Sunday, June 01, 2008

He Doesn't Break Murder Cases. He Smashes Them.

"Hollywood was in a wild churn in the late 1960s. In 'Easy Rider' and 'Bonnie and Clyde,' the antiheroes were young, reckless and ready to break the laws of a hypocritical nation. The success of those films opened the door to a scruffy independent spirit that, politically, veered left.

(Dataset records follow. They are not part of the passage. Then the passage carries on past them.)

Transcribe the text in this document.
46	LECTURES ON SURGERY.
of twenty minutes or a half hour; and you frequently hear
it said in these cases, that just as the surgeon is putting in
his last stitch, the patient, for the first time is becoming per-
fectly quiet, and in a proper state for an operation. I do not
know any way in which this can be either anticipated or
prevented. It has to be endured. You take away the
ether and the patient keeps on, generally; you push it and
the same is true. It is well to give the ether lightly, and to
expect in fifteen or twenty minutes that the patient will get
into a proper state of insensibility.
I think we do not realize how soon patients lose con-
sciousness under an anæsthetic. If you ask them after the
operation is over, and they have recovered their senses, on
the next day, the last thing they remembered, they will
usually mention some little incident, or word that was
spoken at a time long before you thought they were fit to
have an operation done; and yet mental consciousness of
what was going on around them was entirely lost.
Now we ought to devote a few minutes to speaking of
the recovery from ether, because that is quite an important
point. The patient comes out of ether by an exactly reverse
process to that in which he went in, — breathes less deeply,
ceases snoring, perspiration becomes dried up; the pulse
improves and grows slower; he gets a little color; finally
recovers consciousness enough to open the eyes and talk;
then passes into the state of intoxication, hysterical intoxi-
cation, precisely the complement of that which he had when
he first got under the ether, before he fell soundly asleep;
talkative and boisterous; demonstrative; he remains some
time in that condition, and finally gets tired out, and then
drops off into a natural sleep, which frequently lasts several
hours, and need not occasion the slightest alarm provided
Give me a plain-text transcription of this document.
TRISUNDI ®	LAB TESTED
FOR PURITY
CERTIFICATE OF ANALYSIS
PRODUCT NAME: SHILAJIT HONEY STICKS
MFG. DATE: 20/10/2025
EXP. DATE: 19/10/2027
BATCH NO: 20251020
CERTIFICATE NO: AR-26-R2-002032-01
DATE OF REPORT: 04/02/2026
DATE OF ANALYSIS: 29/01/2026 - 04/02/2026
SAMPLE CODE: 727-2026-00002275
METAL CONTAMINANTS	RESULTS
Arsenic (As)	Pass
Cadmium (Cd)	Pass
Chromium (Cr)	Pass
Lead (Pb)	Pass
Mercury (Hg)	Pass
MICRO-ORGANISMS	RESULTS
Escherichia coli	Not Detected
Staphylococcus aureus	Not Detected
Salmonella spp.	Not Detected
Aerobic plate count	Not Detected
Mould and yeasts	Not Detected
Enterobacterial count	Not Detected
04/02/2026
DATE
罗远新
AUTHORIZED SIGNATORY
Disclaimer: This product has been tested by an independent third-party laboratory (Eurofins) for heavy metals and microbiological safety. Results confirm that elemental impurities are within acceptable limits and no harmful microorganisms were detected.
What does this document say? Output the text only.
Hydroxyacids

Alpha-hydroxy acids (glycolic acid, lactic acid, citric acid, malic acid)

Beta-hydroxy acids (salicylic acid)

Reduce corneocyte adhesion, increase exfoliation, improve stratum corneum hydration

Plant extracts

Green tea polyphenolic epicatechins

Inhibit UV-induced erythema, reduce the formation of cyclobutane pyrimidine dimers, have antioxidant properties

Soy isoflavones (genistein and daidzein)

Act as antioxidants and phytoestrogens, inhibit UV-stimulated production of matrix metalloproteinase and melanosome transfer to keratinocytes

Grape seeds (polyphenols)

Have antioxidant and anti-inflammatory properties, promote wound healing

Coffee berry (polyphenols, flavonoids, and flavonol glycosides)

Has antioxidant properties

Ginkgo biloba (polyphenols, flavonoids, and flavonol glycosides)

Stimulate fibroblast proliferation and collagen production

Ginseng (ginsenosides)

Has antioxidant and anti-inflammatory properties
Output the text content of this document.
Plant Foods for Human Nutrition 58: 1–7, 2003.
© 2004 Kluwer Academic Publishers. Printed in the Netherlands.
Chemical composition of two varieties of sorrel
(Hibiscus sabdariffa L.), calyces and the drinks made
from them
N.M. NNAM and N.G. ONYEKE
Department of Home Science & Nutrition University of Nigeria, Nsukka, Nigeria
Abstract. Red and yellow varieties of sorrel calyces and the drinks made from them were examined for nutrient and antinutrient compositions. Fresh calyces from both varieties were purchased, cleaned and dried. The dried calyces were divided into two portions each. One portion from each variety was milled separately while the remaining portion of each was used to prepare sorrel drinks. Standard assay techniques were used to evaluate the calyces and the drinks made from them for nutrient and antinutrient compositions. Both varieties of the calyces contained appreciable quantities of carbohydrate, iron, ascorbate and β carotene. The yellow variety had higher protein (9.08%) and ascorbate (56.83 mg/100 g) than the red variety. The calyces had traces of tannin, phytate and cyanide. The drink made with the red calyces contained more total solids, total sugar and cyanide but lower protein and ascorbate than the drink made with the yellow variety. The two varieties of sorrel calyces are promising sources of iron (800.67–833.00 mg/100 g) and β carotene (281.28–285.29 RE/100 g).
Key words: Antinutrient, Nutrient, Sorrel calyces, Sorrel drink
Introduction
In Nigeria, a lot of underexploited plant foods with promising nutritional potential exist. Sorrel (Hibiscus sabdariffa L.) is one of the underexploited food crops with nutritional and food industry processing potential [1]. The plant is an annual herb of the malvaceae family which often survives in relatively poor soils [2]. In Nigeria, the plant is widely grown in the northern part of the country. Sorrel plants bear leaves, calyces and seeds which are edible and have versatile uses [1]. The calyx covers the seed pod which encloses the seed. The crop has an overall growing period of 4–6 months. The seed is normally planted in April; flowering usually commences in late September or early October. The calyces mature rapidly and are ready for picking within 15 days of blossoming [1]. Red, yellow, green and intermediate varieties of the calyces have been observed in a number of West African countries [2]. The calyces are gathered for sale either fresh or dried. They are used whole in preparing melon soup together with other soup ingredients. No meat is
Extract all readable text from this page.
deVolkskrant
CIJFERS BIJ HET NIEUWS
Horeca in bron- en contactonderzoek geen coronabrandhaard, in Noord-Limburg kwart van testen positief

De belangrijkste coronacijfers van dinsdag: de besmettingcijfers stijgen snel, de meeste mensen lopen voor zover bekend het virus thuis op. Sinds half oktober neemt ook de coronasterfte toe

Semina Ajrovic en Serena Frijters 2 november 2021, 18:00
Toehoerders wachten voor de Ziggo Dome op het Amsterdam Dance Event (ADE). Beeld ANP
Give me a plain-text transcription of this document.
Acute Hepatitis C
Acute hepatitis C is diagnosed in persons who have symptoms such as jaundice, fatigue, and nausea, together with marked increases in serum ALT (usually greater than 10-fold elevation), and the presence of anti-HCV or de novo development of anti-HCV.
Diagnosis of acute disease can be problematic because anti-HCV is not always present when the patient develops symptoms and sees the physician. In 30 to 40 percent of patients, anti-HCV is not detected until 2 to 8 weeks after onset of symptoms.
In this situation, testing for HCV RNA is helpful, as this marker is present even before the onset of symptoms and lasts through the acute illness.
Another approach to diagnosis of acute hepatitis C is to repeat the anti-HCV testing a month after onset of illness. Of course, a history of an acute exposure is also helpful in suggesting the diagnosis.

To many observers, 'Dirty Harry' felt like a rebuttal. (It could have been worse--'Dead Right' was an early title by screenwriters Harry Julian Fink, R.M. Fink and Dean Riesner.)
"Siegel had been working in Hollywood since the 1930s (he put together the montage that opened 'Casablanca') and by the 1960s had found a flair for tough-guy cinema with Lee Marvin in 'The Killers,' Steve McQueen in 'Hell Is for Heroes' and Eastwood in 'Coogan's Bluff.' Siegel chose to open 'Dirty Harry' with a reverential shot of a marble memorial listing all the San Francisco police officers who had been killed in the line of duty. No charming outlaws were being celebrated in this film."

In the Los Angeles Times, Geoff Boucher interviews Clint Eastwood as a new DVD box collects the cinematic exploits of Det. Harry Callahan.

1 comment:

KcM said...

Did you see Zodiac? It makes Dirty Harry look that much more ridiculous.